Background: The study explored trends in acute myocardial infarction (AMI) hospitalizations and one-year all-cause post-discharge mortality (OM) considering changes in the risk profile (RP) of hospital survivors (HS).
Methods: a retrospective analysis of 11,108 consecutive AMI patients in a tertiary medical center in southern Negev (Israel) throughout 2002-2012. The annual incidence of AMI was calculated using a direct adjustment for age, sex and ethnicity. A multivariate prognostic model was built for each year in order to evaluate OM adjusted for a RP of the patients.
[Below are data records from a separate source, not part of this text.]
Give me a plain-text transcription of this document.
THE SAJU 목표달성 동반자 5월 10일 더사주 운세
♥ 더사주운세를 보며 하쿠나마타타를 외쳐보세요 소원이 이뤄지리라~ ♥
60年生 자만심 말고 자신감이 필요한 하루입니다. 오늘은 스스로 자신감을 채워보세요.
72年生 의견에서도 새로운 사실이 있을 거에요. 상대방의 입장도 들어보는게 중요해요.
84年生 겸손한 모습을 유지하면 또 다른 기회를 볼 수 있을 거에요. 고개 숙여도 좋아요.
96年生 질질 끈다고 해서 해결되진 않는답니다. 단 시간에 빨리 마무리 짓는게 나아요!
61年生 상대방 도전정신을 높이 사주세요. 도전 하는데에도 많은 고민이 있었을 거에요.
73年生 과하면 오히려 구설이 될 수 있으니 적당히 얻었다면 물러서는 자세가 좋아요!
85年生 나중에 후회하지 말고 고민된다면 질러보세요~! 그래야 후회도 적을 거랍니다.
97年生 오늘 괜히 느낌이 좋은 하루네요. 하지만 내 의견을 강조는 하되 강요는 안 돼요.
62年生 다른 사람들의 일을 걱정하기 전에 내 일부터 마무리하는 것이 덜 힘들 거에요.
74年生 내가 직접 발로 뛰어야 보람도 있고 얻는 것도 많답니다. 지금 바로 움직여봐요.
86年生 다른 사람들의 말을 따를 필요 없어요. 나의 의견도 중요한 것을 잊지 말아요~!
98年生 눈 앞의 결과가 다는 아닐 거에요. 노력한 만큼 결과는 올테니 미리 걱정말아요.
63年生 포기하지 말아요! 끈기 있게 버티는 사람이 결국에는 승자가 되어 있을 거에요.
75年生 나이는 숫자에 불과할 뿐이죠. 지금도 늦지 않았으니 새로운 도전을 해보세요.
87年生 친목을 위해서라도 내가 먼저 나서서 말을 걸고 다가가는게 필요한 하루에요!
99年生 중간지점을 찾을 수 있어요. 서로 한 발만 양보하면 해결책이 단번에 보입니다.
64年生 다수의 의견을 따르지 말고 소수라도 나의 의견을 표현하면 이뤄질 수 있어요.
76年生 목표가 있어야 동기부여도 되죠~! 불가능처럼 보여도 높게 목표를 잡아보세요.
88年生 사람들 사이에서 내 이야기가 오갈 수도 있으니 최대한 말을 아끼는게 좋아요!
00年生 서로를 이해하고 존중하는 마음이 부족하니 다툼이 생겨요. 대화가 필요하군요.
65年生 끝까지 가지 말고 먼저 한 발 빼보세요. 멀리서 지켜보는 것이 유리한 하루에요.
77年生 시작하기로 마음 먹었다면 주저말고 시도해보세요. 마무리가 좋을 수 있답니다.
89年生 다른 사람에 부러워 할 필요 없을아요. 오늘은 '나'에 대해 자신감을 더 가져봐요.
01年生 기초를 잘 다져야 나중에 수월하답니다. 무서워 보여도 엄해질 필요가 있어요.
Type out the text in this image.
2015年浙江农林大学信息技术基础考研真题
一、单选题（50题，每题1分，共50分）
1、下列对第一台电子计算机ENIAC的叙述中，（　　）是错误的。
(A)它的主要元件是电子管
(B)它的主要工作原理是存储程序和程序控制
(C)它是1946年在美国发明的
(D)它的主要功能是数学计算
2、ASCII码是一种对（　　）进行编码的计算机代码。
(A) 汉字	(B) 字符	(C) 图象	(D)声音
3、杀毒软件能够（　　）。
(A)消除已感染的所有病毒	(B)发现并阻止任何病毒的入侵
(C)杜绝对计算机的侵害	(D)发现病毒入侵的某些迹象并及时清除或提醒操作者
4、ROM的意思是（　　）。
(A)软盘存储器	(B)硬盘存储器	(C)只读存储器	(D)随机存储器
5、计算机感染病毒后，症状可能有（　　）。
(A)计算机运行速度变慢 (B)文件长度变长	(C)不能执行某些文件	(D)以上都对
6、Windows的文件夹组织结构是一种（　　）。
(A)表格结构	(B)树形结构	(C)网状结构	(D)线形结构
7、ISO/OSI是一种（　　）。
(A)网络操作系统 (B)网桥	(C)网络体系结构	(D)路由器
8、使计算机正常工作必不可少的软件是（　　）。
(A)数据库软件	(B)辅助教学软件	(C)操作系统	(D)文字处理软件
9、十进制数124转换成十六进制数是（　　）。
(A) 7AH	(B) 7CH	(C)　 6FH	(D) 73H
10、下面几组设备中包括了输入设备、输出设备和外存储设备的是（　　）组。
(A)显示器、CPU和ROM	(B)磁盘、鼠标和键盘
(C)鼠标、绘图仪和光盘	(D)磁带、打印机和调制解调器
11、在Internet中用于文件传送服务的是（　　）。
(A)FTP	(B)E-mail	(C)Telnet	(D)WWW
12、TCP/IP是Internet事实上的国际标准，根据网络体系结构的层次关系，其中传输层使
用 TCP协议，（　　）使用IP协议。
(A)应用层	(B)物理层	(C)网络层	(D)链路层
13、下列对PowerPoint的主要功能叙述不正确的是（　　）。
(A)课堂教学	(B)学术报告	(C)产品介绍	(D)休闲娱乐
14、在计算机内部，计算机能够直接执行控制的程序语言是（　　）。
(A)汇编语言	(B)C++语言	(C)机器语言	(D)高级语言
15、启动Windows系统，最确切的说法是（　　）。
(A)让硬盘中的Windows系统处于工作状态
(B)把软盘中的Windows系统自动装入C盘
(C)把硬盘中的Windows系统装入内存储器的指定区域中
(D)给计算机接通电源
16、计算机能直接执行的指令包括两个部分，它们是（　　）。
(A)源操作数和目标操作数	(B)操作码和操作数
Results: A decrease in the adjusted incidence of AMI [4.2/1000 (2002) vs. 2.6/1000 (2012)]; and in-hospital mortality [9.1% (2002) vs. 6.4% (2012)] were observed (p-for-trend<0.001, each). However, OM among hospital survivors maintained at ~13% (p=0.4). An improvement in the RP (i.e. decrease of prevalence of most risk factors and increase of invasive treatments) of HS was found across the years; however the strength of the association of these factors with OM did not change. Adjustment of temporal changes in OM to changes in patients’ RP resulted in a significant increase throughout the years [AdjOR=1.12 per year (95% CI: 1.09-1.14), p<0.001].
Conclusions: throughout 2002-2012 significant improvement in the incidence, in-hospital mortality and RP of HS were found. However, OM increased considering the improved RP. Measures for improving prognosis of AMI HS of should be established.